From TPM:
But it turns out there were multiple reports in newspapers and on television supporting the fact that there were rumors about Hamdani. In a Sept. 21, 2001 interview with CBS, Hamdani's mother said they were "having troubles coping with it because we can't go outside without having people give us looks and have this feeling that, 'Hey, you're to blame for this.' It's, like, we're being targeted for something we didn't even do."Don't expect an apology from Hoft, though. He likes to keep his readers stupid, uninformed, and perpetually angry. Otherwise, how else could they stand to read his garbage?
As Shaffer points out, a Oct. 12, 2001 New York Post story titled "Missing -- or Hiding? Mystery of NYPD Cadet from Pakistan" (which no longer exists online) reports that "investigators for the FBI and NYPD have since questioned the family about which Internet chat rooms he visited and if he was political." (His mother called that article "slander" in an interview on Democracy Now following the hearing yesterday.)

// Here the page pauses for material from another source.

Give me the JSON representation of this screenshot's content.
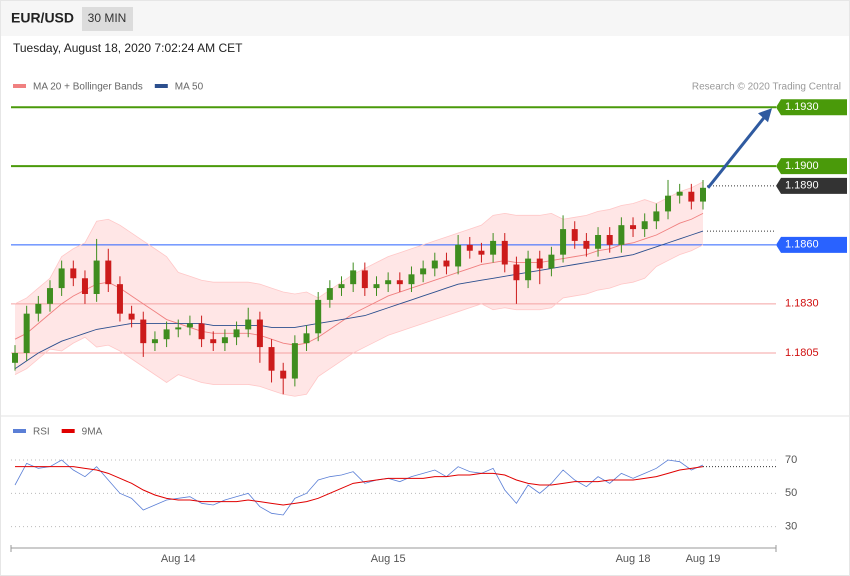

Then the New York Daily News reported on April 6, 2002, that the "story of a Pakistani-born Muslim man living in Queens who was unexpectedly missing after Sept. 11 quickly took on sinister implications."
The New York Times reported on March 9, 2003, that "ugly rumors circulated: he was a Muslim and worked in a lab; he might have been connected to a terrorist group. Months later the truth came out.